The rest of the show is more of what was in Gleason’s comfort zone. He sings an opening number, does a series of monologue jokes about the bandleader and sends out his condolences to Ralph Branca, the pitcher who had just blown the latest game for the Brooklyn Dodgers. The June Taylor Dancers do a number, as does Pearl Bailey, and so on and so on. The original idea for Cavalcade of the Stars was to bring the feel of vaudeville to television, and as far as I know, this feels successful. We also get the appearance of two of Gleason’s other characters: Joe the Bartender, who does a monologue of one liners and stories about customers (He talks about one who recently got a new car. The joke, “it’s a Plymouth. He put a beard on it. Now everyone thinks it’s a Lincoln,” is a pretty typical example of the style of humor you can expect there.). We also get a (long) sketch from Reggie Van Gleason, a fancy man about town who has recently been disowned by his family and is living in the local dump. The most notable thing I can say about it is that Art Carney appears as the butler.
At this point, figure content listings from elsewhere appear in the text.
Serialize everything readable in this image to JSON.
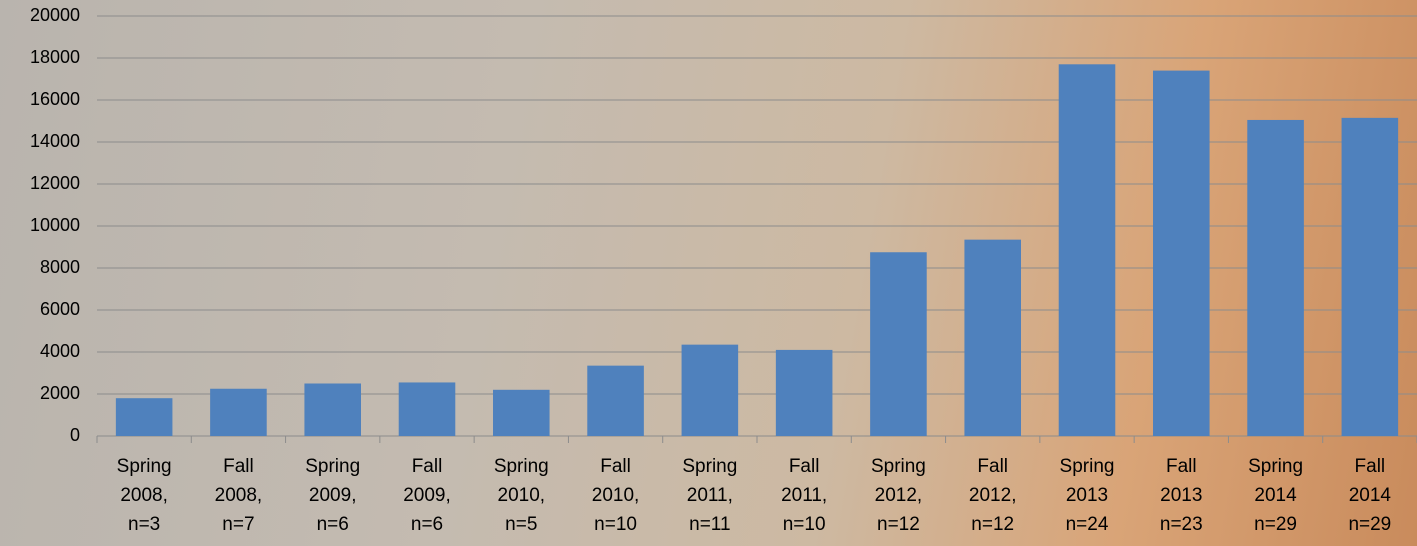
{
  "chart_data": {
    "type": "bar",
    "categories": [
      "Spring 2008, n=3",
      "Fall 2008, n=7",
      "Spring 2009, n=6",
      "Fall 2009, n=6",
      "Spring 2010, n=5",
      "Fall 2010, n=10",
      "Spring 2011, n=11",
      "Fall 2011, n=10",
      "Spring 2012, n=12",
      "Fall 2012, n=12",
      "Spring 2013 n=24",
      "Fall 2013 n=23",
      "Spring 2014 n=29",
      "Fall 2014 n=29"
    ],
    "values": [
      1800,
      2250,
      2500,
      2550,
      2200,
      3350,
      4350,
      4100,
      8750,
      9350,
      17700,
      17400,
      15050,
      15150
    ],
    "color": "#4f81bd",
    "ylim": [
      0,
      20000
    ],
    "yticks": [
      0,
      2000,
      4000,
      6000,
      8000,
      10000,
      12000,
      14000,
      16000,
      18000,
      20000
    ],
    "grid": true
  }
}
But is it still funny? This is one of those Paley Center items I’d file more under the “culturally important” section than “funny.” There are some jokes that land, and once Ralph and Alice start bickering, I can’t say that I expected an entire chair to be thrown out of a New York City apartment window. Frankly, if you’re looking for a lot of laughs, your time would probably be better spent elsewhere in the Paley collection (or at the very least, skip past the boring dance numbers). But if you want to see a night of television from which sprang many of the classic shows that you love, take a stop by the Kramden’s first apartment.